My Fender is just a painted board And if I light it on fire I become such a fucking bore

* The Gothamist interviews Hal Hartley. excerpt:

Q: Please share a personal (and hopefully interesting) NYC taxi story.
A: An old Chinese woman taxi driver explaining why legalized prostitution would be good for the city.

Q: Time travel question: What era, day or event in New York's history would you like to re-live?
A: I would like to be my current age in the mid to late seventies. I came to New York a number of times then but I was too young to know what was happening.

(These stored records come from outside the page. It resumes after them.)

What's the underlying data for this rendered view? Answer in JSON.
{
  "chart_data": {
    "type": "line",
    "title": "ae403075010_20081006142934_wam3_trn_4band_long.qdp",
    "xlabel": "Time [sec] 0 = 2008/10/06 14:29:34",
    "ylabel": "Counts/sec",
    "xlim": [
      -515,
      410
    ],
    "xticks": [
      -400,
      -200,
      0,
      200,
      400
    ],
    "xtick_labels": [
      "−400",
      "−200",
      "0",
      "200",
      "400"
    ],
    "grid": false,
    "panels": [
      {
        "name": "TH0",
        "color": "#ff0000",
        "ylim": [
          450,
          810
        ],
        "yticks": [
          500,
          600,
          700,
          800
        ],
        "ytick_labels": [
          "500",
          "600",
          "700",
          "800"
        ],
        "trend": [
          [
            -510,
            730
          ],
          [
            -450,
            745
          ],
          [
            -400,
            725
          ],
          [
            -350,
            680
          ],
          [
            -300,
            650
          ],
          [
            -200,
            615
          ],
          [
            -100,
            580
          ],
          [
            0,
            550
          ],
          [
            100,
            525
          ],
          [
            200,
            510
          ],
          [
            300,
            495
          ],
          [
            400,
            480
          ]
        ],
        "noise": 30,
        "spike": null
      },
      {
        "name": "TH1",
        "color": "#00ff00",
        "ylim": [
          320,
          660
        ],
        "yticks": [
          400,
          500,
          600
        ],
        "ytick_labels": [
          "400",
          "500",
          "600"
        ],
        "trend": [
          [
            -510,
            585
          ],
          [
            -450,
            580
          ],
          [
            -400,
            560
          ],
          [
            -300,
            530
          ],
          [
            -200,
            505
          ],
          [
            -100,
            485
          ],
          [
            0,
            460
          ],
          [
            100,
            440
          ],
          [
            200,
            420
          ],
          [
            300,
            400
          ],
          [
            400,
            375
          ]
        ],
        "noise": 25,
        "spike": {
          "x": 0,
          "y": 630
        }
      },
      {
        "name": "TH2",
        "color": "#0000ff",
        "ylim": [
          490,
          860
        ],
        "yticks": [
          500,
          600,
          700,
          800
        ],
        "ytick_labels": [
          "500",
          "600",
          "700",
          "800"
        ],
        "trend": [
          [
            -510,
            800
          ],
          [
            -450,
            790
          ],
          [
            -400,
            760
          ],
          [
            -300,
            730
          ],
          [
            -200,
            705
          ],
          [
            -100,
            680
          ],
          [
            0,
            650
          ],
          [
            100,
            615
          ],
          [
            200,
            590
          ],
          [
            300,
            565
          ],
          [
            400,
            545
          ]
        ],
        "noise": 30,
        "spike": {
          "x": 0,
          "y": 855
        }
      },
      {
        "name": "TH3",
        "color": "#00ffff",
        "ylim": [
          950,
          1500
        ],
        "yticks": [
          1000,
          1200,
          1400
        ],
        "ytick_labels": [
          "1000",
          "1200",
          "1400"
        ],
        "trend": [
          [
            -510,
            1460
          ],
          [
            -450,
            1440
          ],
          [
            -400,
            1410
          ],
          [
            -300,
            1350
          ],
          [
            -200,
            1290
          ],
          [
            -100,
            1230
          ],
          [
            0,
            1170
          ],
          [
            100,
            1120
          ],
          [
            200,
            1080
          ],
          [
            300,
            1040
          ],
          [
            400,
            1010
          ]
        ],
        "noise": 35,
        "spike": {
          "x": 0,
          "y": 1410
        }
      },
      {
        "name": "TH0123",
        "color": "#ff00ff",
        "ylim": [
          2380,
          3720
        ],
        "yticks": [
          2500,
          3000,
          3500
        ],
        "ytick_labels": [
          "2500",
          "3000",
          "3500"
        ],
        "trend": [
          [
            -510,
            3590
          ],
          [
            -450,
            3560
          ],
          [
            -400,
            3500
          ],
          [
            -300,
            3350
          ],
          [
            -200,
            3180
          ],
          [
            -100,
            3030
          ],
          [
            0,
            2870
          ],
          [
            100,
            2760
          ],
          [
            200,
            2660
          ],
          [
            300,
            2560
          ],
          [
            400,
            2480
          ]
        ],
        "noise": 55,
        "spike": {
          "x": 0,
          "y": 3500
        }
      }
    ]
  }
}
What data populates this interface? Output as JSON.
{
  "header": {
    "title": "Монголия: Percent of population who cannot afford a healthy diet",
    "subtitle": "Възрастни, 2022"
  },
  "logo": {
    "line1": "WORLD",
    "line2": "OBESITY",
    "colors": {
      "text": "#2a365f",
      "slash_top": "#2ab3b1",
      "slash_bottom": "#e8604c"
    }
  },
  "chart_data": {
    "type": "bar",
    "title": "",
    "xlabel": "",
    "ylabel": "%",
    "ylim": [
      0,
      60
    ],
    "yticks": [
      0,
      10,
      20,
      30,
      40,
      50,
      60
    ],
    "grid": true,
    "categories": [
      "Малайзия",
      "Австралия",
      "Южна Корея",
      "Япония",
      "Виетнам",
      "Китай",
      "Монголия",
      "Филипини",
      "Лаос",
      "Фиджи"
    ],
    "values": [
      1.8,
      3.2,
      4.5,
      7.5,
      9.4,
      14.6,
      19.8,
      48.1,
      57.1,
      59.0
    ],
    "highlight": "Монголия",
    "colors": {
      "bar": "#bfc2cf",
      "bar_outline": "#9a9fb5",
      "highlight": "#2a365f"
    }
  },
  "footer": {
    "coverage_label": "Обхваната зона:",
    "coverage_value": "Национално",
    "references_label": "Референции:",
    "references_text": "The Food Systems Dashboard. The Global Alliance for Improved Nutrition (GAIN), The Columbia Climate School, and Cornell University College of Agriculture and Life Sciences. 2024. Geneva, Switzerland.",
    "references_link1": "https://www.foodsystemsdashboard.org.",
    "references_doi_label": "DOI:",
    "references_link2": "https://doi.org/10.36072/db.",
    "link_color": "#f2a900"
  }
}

Q: Best celebrity sighting in New York, or personal experience with one if you're that type.
A: Being an apprentice iron-worker one summer in the early eighties and eating my lunch on the sidewalk beside my older brother. Andy Warhol comes around the corner, stops and checks the time on his watch, and moves on.

Q: Where do you summer?
A: In my apartment.

Q: If you could change one thing about New York, what would it be?
A: Car alarms would be outlawed.

* Why some music sounds better.

* Washington CityPaper (and the dust congress) recommends tonight's Bobby Bare Jr. show:

"Rock 'n' roll has never lacked for cocaine inspiration: Sabbath's Volume 4, the Eagles' Hotel California, the Mac's gold-dusted Tusk. There sure are some lameass renditions of songs about the white stuff, though. I for one would rather crawl out a 53rd-story window than have to poison my earhole with Slowhand's mangling of J.J. Cale's blue-flake ode. But Bobby Bare Jr.'s new 'The Terrible Sunrise' might be the best of the genre: 'The sunrise ain't pretty when you ain't been to bed/And tomorrow is today instead..../The devil has crawled inside your nose.' It's a worthy successor to Johnny Cash's version of 'Cocaine Blues.' Bare's From the End of Your Leash is full of great songs about drinking and heartbreak as well, and we can blame his upbringing for that. His daddy was no slouch as a songwriter, and Junior was raised in Nashville among such Outlaw Country royalty as Waylon Jennings—and we all know he was no stranger to the lure of the line. Bare plays with Tom Heinl at 8:30 p.m. at the Iota Club & Cafe, 2832 Wilson Blvd., Arlington. $10." See you there?